# Sfic lcp m&p



## vedwards (Nov 21, 2016)

Wow that's a lot of abbreviations in the title! Sorry! 

I've been using this type of M&P base and I really love it. BUT - Brambleberry and Bulk Apothecary are where I have bought it, and they seem to take FOREVER to ship to me. Does anyone have any other places that sell this for a comparable price/shipping but are a little faster? The orders I've placed are taking 1 week (fastest) to 2 weeks. 

Thanks!


----------



## cmzaha (Nov 21, 2016)

Essentials by Catalina has their own base which is nice and they also have Stephenson's base. They ship quickly but I do not know how much shipping costs would be, since there is free shipping with an order of $250.00 of Fragrances and Bases, so I really do not know how their shipping compares, since we usually hit the free ship or I would will call. I will warn you, they have very nice fo's but most are not cp friendly, but work very nicely in m&p. My daughter used a lot of their fo's but I could not use any of them


----------



## lsg (Nov 21, 2016)

I like Wholesale Supplies Plus.  If you use Prime on Amazon.com, your orders are usually shipped in two days or less.  I am sure they sell M&P base.


----------



## vedwards (Nov 21, 2016)

lsg said:


> I like Wholesale Supplies Plus.  If you use Prime on Amazon.com, your orders are usually shipped in two days or less.  I am sure they sell M&P base.
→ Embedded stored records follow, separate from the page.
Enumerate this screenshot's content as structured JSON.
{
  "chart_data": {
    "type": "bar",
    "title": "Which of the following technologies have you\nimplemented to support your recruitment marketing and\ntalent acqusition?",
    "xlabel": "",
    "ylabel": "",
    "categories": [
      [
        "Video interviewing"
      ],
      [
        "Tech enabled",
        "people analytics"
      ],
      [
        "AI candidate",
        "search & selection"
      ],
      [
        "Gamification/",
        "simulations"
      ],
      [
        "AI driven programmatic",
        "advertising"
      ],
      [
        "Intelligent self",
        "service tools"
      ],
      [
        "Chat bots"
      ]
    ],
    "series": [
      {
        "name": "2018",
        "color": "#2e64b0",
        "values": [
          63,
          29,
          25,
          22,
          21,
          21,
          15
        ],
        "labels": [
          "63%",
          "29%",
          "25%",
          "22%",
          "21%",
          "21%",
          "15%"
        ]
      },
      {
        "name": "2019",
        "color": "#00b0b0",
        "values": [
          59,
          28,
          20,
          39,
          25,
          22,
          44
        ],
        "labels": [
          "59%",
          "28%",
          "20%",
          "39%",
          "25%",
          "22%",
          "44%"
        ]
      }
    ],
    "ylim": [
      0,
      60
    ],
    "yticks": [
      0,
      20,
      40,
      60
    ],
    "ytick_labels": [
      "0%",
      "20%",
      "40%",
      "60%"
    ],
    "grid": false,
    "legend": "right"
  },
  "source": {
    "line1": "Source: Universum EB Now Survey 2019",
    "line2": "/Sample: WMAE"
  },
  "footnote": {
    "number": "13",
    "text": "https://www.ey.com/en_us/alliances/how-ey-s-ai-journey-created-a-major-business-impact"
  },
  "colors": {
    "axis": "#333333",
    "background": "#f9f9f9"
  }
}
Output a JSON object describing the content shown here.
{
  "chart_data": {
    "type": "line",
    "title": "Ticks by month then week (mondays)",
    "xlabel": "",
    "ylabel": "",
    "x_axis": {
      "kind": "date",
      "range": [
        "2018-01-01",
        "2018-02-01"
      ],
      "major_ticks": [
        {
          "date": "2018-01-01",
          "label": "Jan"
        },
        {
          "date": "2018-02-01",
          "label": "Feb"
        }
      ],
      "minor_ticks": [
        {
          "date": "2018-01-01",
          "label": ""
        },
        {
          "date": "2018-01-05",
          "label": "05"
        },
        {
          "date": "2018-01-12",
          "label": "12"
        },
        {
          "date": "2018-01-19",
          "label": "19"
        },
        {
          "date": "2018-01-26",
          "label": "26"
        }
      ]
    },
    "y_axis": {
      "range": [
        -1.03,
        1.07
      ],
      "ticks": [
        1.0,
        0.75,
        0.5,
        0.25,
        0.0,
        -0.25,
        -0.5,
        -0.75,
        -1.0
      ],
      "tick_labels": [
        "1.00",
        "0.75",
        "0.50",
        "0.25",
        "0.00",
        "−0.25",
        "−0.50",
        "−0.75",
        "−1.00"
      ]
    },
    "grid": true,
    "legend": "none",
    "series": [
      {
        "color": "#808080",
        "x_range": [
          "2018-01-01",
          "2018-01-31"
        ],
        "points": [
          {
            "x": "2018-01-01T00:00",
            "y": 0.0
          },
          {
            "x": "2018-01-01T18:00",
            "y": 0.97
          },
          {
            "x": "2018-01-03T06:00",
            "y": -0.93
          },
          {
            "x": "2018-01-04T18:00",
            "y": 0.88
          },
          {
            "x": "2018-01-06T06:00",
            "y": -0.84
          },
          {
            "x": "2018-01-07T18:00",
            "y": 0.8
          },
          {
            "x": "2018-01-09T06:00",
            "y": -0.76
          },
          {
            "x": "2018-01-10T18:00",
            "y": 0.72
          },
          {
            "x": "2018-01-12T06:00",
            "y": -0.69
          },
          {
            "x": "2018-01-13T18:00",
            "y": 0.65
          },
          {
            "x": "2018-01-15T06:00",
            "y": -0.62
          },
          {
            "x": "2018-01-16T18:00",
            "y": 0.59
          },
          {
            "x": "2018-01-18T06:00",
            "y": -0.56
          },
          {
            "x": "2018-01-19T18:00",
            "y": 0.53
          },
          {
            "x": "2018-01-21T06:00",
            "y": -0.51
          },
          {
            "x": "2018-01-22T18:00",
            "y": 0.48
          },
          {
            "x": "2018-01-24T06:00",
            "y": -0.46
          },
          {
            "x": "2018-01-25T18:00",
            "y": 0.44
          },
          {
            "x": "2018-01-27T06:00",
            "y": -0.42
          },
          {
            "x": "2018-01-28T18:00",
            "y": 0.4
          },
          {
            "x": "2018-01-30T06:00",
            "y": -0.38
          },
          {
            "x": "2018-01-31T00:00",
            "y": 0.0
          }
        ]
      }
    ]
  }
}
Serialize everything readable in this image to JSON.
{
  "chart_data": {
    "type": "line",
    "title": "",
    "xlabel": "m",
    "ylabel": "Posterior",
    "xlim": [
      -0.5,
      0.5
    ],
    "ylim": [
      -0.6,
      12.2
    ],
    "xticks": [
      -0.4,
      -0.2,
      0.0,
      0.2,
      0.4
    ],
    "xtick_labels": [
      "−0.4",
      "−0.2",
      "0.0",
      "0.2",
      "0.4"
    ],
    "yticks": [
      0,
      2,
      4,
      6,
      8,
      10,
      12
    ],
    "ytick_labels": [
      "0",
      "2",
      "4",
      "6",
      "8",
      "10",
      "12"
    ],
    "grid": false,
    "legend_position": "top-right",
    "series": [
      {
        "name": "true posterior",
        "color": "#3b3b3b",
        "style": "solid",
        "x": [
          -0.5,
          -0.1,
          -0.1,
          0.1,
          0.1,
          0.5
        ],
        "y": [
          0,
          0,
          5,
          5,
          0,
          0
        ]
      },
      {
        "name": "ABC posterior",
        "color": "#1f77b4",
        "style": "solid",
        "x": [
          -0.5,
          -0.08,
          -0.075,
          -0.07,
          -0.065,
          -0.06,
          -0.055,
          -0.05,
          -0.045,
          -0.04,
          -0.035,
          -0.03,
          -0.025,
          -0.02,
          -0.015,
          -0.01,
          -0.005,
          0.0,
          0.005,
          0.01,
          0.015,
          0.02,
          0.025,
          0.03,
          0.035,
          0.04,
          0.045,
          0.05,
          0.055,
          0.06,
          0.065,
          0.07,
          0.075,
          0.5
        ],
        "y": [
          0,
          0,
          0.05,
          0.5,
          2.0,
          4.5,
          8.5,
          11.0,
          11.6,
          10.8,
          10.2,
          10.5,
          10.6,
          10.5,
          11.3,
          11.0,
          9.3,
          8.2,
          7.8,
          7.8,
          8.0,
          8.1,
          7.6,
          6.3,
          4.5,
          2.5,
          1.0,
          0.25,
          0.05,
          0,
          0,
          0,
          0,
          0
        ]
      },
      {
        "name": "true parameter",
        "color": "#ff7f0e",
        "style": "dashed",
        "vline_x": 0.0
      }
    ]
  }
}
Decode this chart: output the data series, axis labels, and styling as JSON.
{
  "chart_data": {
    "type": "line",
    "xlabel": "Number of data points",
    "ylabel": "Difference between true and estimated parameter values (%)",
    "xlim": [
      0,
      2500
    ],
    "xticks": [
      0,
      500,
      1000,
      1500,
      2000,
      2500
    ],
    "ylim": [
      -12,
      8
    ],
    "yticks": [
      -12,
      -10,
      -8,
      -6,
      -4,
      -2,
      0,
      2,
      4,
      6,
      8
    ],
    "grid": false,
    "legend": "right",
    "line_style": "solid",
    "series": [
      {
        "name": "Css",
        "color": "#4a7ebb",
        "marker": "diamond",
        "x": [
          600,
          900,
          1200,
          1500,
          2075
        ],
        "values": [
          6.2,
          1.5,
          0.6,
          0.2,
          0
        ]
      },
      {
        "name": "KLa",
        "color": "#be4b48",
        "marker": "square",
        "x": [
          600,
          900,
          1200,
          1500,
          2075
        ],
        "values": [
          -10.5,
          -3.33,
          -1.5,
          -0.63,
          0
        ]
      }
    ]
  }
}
Thanks! I've looked on Amazon (since I do have prime) but they don't sell the one I'm looking for - at least not at a price that doesn't end up being more, even with the free shipping. I'll look up the info for Wholesale Supplies Plus!


----------



## Jenniferf45 (Dec 16, 2016)

Chemistrystore.com sells Stephenson base. It's a great mp base in case you can't find sfic. They are located in South Carolina and have extremely fast shipping. Usually same day. Good luck!


----------